Apurou-se ainda, por exemplo, que apenas 54 (cinquenta e quatro) usuários da rede de uma dessas grandes prestadoras são responsáveis por 81% do total de chamadas curtas (0 a 3 segundos, atendidas ou não) originadas na rede daquela prestadora. Trata-se de cenário que se repete de maneira similar em outras prestadoras analisadas. O que reverbera daí é que, para o tráfego de voz, um pequeno número de usuários é responsável por um volume extremamente alto de chamadas.

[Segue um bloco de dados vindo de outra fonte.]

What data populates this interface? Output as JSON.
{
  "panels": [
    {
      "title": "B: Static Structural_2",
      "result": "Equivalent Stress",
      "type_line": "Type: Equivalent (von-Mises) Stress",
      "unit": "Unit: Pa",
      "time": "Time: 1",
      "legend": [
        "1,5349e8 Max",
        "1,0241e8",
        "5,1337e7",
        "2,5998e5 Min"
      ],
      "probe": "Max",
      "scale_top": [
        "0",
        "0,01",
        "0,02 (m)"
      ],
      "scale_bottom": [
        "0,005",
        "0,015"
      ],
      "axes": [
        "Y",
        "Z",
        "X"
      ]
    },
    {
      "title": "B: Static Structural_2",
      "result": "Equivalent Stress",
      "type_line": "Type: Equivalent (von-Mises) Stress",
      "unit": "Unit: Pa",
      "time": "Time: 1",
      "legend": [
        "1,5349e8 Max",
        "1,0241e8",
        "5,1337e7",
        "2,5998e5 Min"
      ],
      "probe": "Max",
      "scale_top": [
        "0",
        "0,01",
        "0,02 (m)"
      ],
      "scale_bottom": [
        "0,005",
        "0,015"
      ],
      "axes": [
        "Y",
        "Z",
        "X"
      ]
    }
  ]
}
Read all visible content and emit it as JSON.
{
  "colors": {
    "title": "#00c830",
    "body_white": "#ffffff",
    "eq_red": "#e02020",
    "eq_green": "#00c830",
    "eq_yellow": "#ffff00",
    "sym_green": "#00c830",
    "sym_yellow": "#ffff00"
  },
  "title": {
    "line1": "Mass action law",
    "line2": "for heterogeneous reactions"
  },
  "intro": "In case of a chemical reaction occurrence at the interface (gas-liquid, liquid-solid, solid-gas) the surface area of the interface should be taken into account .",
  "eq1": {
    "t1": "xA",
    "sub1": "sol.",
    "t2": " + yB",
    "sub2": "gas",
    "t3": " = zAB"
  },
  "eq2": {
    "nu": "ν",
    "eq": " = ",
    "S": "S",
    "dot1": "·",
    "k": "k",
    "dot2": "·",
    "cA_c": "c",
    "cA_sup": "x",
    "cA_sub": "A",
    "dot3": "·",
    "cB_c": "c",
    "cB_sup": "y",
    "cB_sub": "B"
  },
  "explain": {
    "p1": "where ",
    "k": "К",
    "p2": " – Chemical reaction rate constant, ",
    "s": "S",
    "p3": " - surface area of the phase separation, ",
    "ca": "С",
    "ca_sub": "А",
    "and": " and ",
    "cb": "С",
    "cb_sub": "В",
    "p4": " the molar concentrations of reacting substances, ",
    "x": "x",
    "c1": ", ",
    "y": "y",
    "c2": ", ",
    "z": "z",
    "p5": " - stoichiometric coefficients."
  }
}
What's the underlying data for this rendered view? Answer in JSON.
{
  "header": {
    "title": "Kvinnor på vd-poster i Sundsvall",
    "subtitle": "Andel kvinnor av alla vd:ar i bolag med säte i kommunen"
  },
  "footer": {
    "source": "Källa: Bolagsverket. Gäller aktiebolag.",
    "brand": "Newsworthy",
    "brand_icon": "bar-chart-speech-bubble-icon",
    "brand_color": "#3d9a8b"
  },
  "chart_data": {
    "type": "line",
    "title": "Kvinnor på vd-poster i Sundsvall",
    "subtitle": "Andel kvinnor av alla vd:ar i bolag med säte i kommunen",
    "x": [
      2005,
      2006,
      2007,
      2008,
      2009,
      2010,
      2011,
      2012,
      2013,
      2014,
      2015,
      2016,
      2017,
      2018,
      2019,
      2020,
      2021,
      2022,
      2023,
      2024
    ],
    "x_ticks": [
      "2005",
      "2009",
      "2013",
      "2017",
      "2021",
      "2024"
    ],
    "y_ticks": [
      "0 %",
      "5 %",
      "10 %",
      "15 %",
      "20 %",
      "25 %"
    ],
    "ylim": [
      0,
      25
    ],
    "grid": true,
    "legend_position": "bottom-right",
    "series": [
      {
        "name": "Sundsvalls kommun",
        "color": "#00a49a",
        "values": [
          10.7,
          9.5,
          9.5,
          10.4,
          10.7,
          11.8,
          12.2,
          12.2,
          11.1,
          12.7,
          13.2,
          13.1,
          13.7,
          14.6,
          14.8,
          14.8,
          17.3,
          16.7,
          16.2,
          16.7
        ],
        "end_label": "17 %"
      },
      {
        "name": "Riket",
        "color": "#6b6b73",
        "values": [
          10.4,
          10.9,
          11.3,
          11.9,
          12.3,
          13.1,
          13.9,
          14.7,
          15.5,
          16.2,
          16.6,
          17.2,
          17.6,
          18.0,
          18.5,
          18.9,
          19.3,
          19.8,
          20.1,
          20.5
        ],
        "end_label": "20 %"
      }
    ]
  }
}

É importante, inclusive, ressaltar que a Agência já vem tratando do problema das chamadas abusivas e inoportunas sob a perspectiva de inadequação do uso de redes, como resta evidente do disposto no art. 44 do novo Regulamento Geral de Direitos do Consumidor de Serviços de Telecomunicações, aprovado pela recente Resolução nº 765, de 6 de novembro de 2023:
Art. 44. Configura uso inadequado dos serviços de telecomunicações, ou uso indevido de recursos de numeração, a utilização das redes de telecomunicações para, dentre outras, cursar tráfego ou realizar chamadas:
I - massivas, assim consideradas aquelas realizadas em volume superior à capacidade humana de atendimento e comunicação;
II - sem o intuito de comunicação efetiva;
III - sem observância das regras de uso dos recursos de numeração conforme a destinação feita em plano de numeração, atribuição à Prestadora de serviço de telecomunicações e a designação ao usuário final;
IV - que dificultem, indevidamente, a identificação do chamador; ou,
V - para códigos de acesso de usuários registrados nas plataformas mencionadas no § 3º do art. 43.

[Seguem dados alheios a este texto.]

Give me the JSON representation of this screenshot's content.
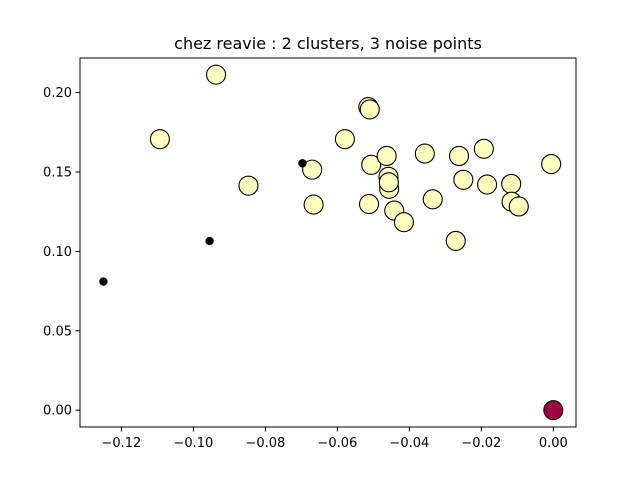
{
  "chart_data": {
    "type": "scatter",
    "title": "chez reavie : 2 clusters, 3 noise points",
    "xlabel": "",
    "ylabel": "",
    "xlim": [
      -0.1315,
      0.0063
    ],
    "ylim": [
      -0.0106,
      0.2218
    ],
    "xticks": [
      {
        "value": -0.12,
        "label": "−0.12"
      },
      {
        "value": -0.1,
        "label": "−0.10"
      },
      {
        "value": -0.08,
        "label": "−0.08"
      },
      {
        "value": -0.06,
        "label": "−0.06"
      },
      {
        "value": -0.04,
        "label": "−0.04"
      },
      {
        "value": -0.02,
        "label": "−0.02"
      },
      {
        "value": 0.0,
        "label": "0.00"
      }
    ],
    "yticks": [
      {
        "value": 0.0,
        "label": "0.00"
      },
      {
        "value": 0.05,
        "label": "0.05"
      },
      {
        "value": 0.1,
        "label": "0.10"
      },
      {
        "value": 0.15,
        "label": "0.15"
      },
      {
        "value": 0.2,
        "label": "0.20"
      }
    ],
    "grid": false,
    "legend": "none",
    "series": [
      {
        "role": "cluster",
        "color": "#ffffbe",
        "edge_color": "#000000",
        "marker": "large-circle",
        "points": [
          [
            -0.0937,
            0.2113
          ],
          [
            -0.1093,
            0.1707
          ],
          [
            -0.0514,
            0.1909
          ],
          [
            -0.051,
            0.1894
          ],
          [
            -0.0579,
            0.1707
          ],
          [
            -0.067,
            0.1515
          ],
          [
            -0.0847,
            0.1414
          ],
          [
            -0.0666,
            0.1295
          ],
          [
            -0.0506,
            0.1545
          ],
          [
            -0.0463,
            0.1601
          ],
          [
            -0.0458,
            0.147
          ],
          [
            -0.0456,
            0.1394
          ],
          [
            -0.0457,
            0.1435
          ],
          [
            -0.0512,
            0.1298
          ],
          [
            -0.0442,
            0.1257
          ],
          [
            -0.0415,
            0.1184
          ],
          [
            -0.0357,
            0.1616
          ],
          [
            -0.0335,
            0.1328
          ],
          [
            -0.0262,
            0.1601
          ],
          [
            -0.0271,
            0.1066
          ],
          [
            -0.025,
            0.1451
          ],
          [
            -0.0193,
            0.1646
          ],
          [
            -0.0184,
            0.1421
          ],
          [
            -0.0117,
            0.1425
          ],
          [
            -0.0116,
            0.1313
          ],
          [
            -0.0096,
            0.1283
          ],
          [
            -0.0006,
            0.155
          ]
        ]
      },
      {
        "role": "cluster",
        "color": "#9e0142",
        "edge_color": "#000000",
        "marker": "large-circle",
        "points": [
          [
            0.0,
            0.0
          ]
        ]
      },
      {
        "role": "noise",
        "color": "#000000",
        "edge_color": "#000000",
        "marker": "small-dot",
        "points": [
          [
            -0.125,
            0.081
          ],
          [
            -0.0955,
            0.1065
          ],
          [
            -0.0697,
            0.1555
          ]
        ]
      }
    ]
  }
}
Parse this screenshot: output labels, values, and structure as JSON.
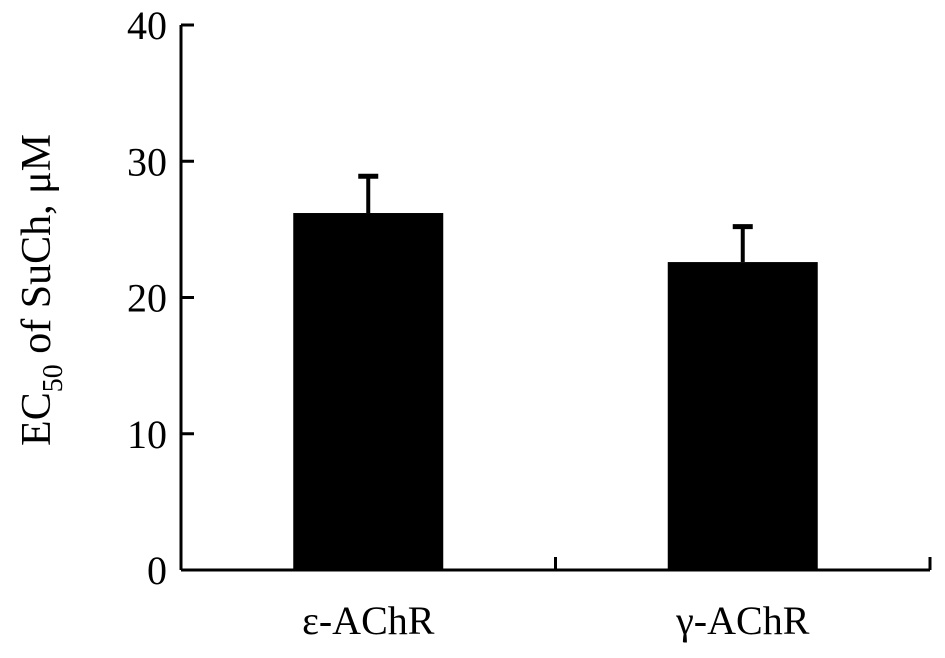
{
  "chart_data": {
    "type": "bar",
    "categories": [
      "ε-AChR",
      "γ-AChR"
    ],
    "values": [
      26.2,
      22.6
    ],
    "error_bars": [
      2.7,
      2.6
    ],
    "title": "",
    "xlabel": "",
    "ylabel": {
      "prefix": "EC",
      "subscript": "50",
      "suffix": " of SuCh, μM"
    },
    "ylim": [
      0,
      40
    ],
    "yticks": [
      0,
      10,
      20,
      30,
      40
    ],
    "grid": false,
    "legend": "none",
    "bar_color": "#000000"
  }
}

§ 1º Os parâmetros específicos relacionados às características estabelecidas no presente artigo serão definidos em instrumento posterior, a ser expedido pelas Superintendências competentes.
§ 2º O uso inadequado dos serviços de telecomunicações ou uso indevido de recursos de numeração sujeitará os usuários, responsáveis por sua realização, ao bloqueio, inclusive dos recursos de numeração, e às sanções previstas no Regulamento de Aplicação de Sanções Administrativas - RASA.
Box 5 - Pergunta 11
Box 5: Uso de recursos e redes de telecomunicações para o tráfego de voz.
Pergunta-se:
11) Quais são os produtos, fornecidos por empresas de telecomunicações, que oferecem facilidades que colaboram com um aumento irrazoável do tráfego de voz dirigido aos consumidores?
Box 5 - Pergunta 12
12) Sob a perspectiva das redes de telecomunicações, que medidas poderiam ser adotadas para redução do número de chamadas abusivas?

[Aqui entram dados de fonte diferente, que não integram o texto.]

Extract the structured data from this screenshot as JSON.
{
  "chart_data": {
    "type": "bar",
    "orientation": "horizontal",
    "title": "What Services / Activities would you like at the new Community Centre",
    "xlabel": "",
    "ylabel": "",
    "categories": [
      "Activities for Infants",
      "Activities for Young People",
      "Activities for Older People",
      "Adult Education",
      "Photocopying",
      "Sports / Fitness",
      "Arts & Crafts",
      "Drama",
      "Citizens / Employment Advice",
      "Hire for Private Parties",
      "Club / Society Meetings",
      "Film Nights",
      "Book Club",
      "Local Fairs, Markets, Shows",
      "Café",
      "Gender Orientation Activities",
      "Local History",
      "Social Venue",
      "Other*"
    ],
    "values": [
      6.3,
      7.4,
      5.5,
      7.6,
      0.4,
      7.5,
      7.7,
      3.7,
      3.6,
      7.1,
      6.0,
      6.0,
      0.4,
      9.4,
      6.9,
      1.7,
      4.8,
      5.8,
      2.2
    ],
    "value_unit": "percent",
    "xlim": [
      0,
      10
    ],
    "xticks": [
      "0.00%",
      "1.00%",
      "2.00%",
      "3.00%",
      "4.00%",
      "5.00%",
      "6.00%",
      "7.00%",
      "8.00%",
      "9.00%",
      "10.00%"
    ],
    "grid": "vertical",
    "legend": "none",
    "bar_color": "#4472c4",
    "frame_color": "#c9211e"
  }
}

Tema 1 - 1.1.3 Uso de redes de telecomunicações para práticas ilegais
1.1.3 Uso de redes de telecomunicações para práticas ilegais
Acerca do uso das redes de telecomunicações para práticas ilegais, ressalta-se a atuação da Anatel sobre plataformas constituídas como provedoras de SVA, na sua qualidade de usuários de serviços de telecomunicações, na avaliação de práticas de pirataria de conteúdo audiovisual, que resultou no Plano de Ação de Combate à Pirataria - PACP. Tal plano determina o bloqueio administrativo, pelas redes de prestadoras de serviços de telecomunicações, de sites dedicados à comercialização de produtos para telecomunicações não homologados a partir de parecer de outros órgãos responsáveis pelo combate à pirataria de produtos e serviços.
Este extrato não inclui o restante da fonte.